Au cours des trois derniers mois, l’évolution du marché des stablecoins s’est nettement accélérée, confirmant une transition progressive de l’expérimentation crypto vers des usages financiers plus concrets. L’utilisation et les projets de stablecoins se multiplient dans les zones économiques américaine, européenne et asiatique, la plupart du temps portés par des groupes bancaires de premier plan.

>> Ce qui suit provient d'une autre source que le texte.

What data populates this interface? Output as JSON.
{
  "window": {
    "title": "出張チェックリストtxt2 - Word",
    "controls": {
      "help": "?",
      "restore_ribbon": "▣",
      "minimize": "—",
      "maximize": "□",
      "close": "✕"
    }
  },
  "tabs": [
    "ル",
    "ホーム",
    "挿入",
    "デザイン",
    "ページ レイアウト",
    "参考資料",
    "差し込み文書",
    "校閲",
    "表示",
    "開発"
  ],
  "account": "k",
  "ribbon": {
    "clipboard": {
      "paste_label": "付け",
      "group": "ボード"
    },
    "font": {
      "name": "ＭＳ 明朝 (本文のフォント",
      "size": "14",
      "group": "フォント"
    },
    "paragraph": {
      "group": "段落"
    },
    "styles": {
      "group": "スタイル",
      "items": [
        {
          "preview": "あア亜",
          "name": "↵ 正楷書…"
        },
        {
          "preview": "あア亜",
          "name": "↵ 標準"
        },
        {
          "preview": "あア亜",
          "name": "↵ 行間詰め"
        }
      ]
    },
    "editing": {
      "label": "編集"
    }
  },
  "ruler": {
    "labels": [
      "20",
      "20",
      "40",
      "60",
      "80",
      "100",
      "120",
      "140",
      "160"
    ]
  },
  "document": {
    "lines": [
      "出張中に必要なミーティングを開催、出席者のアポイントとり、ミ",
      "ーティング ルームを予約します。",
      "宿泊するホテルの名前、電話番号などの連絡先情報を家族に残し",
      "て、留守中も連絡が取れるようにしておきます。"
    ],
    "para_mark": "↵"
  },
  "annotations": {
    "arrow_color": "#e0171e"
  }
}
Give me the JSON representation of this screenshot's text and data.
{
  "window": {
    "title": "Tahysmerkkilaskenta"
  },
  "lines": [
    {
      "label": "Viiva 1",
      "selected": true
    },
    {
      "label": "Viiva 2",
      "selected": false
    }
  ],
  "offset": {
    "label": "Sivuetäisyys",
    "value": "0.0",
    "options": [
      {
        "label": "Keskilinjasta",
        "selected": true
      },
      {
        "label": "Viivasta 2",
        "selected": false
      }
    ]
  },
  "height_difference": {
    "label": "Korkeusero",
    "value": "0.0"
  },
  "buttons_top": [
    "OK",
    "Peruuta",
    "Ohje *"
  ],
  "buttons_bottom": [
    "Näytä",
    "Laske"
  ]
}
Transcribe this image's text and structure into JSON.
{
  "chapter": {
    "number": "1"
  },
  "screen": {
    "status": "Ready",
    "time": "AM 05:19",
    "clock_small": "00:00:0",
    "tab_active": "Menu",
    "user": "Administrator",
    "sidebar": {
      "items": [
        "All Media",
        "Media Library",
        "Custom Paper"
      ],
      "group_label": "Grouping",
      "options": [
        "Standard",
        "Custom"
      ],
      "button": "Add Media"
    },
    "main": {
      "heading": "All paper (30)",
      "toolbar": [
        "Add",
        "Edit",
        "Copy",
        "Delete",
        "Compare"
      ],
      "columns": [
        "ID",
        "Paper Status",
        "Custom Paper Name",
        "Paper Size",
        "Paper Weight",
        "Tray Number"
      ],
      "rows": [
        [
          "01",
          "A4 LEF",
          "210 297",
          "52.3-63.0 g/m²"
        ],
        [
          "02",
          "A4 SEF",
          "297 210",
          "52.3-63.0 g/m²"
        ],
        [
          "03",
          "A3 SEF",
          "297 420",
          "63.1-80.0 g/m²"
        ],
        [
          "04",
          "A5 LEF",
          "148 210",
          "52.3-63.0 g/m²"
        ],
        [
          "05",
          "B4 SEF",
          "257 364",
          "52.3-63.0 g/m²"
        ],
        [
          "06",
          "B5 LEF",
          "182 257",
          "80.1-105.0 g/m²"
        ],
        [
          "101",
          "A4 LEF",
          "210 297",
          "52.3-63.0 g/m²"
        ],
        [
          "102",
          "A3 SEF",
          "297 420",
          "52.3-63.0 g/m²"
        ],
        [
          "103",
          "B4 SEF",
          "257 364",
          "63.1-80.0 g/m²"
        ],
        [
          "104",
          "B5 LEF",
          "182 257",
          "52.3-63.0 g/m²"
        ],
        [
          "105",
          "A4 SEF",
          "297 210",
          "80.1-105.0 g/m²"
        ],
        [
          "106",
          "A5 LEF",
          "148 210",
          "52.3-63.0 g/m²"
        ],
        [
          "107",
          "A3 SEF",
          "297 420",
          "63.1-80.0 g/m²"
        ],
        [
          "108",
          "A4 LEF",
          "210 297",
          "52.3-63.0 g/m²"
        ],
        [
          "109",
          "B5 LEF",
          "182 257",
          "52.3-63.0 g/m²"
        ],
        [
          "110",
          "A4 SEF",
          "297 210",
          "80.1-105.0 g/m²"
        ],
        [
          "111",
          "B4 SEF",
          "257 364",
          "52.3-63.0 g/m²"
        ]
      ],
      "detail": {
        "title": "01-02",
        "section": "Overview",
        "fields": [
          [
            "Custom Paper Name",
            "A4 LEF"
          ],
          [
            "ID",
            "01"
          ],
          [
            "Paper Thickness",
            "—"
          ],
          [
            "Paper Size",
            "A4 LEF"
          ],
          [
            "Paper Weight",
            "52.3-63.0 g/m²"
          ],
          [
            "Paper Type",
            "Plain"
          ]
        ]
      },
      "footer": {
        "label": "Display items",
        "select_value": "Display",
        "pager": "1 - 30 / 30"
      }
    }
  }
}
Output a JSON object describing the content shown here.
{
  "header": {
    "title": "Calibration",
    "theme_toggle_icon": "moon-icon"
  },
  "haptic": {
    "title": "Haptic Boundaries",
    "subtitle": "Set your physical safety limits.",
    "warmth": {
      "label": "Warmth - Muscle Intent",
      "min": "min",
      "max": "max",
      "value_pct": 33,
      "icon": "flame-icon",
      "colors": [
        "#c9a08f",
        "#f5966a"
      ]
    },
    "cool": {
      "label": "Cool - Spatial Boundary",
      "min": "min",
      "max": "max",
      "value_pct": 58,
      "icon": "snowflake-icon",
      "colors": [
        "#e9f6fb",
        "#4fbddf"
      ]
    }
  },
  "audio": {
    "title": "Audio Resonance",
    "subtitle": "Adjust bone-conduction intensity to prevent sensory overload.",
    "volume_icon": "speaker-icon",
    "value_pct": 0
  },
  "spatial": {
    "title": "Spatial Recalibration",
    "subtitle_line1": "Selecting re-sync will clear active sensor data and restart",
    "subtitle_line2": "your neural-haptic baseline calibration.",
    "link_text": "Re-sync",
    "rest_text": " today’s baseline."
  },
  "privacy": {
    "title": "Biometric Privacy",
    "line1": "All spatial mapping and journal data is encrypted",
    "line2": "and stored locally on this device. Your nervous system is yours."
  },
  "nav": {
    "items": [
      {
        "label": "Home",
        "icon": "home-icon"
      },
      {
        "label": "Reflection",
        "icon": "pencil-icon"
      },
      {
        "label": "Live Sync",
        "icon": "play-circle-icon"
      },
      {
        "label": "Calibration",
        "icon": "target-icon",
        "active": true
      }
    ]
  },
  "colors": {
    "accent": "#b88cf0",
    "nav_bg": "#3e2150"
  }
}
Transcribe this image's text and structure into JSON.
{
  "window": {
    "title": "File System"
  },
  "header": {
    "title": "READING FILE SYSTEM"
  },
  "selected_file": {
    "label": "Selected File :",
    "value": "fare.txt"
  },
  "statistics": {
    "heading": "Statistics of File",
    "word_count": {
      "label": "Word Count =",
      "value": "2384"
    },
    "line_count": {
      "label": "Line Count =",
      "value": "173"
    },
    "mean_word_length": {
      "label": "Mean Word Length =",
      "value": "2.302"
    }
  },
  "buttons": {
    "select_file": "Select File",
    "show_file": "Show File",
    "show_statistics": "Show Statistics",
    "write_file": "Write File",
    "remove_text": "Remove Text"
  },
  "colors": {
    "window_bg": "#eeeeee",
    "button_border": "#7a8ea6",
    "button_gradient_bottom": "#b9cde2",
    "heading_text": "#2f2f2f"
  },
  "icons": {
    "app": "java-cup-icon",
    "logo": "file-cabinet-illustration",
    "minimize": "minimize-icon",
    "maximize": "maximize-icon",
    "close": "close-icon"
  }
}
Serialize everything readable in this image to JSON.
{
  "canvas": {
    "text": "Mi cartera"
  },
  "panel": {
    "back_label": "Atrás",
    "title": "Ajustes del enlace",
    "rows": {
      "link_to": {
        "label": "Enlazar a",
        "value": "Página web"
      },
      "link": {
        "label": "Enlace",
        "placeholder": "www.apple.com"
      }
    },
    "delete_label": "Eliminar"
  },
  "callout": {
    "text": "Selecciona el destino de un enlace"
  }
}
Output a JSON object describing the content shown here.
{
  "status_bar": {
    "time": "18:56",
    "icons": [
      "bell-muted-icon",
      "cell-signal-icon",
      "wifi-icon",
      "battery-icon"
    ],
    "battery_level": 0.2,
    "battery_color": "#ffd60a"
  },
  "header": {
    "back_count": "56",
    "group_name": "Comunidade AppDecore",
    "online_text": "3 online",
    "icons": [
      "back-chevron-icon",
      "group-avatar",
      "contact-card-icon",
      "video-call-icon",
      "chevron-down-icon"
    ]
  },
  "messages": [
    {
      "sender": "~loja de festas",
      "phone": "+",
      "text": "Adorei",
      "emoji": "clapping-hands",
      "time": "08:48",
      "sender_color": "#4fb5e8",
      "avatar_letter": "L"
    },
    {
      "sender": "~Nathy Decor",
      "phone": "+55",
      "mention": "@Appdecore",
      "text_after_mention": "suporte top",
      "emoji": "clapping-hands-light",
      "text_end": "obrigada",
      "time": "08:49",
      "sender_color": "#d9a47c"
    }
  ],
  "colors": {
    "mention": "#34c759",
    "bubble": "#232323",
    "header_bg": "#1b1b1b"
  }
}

En Europe, plusieurs initiatives privées se manifestent. Un consortium de neuf grandes banques, dont ING, UniCredit, et CaixaBank a annoncé la création d’une entité basée aux Pays-Bas afin d’émettre un stablecoin libellé en euros, conforme au cadre réglementaire MiCA. L’objectif est de proposer une alternative domestique aux stablecoins en dollars, dominants en volume depuis plusieurs années. De son côté, SG-Forge étend la portée de ses tokens régulés EURCV et USDCV, désormais listés sur la plateforme Bullish Europe, ce qui renforce l’accès institutionnel européen à des instruments de règlement tokenisés.
En Asie, l’annonce principale est venue du Japon avec le premier stablecoin convertible en yen, convertible et adossé à des dépôts domestiques ainsi qu’à des obligations souveraines. L’ambition est élevée: le promoteur vise une capitalisation de plusieurs milliers de milliards de yens sur trois ans, en captant des usages de paiement et de règlement dans la région Asie-Pacifique.
Mais l’annonce la plus structurante est probablement celle de SWIFT, qui a dévoilé l’intégration d’un registre distribué développé en collaboration avec ConsenSys afin d’enregistrer, séquencer et valider des transactions via des smart contracts. Cette infrastructure vise explicitement les paiements transfrontaliers, avec un fonctionnement «always-on», une automatisation des règles de règlement et un rapprochement de flux plus efficace. Il s’agit d’un signal puissant : les rails de paiement traditionnels convergent désormais vers des mécanismes technologiques inspirés des blockchains publiques et adoptent leurs avantages opérationnels.
Au-delà des annonces, ce sont les chiffres qui sont les plus parlants. Entre juillet 2024 et juillet 2025, les volumes annuels de transactions en stablecoins ont progressé de plus de 80%, pour dépasser 4000 milliards de dollars sur les sept premiers mois de l’année. Sur le seul mois de septembre 2025, le volume ajusté a approché 1250 milliards de dollars, tandis que la capitalisation globale des stablecoins dépasse désormais les 280 milliards.
Les stablecoins deviennent l’application quotidienne de la blockchain que l’industrie attendait depuis dix ans, même si l'adoption pour les paiements de détail reste encore embryonnaire par rapport aux flux financiers.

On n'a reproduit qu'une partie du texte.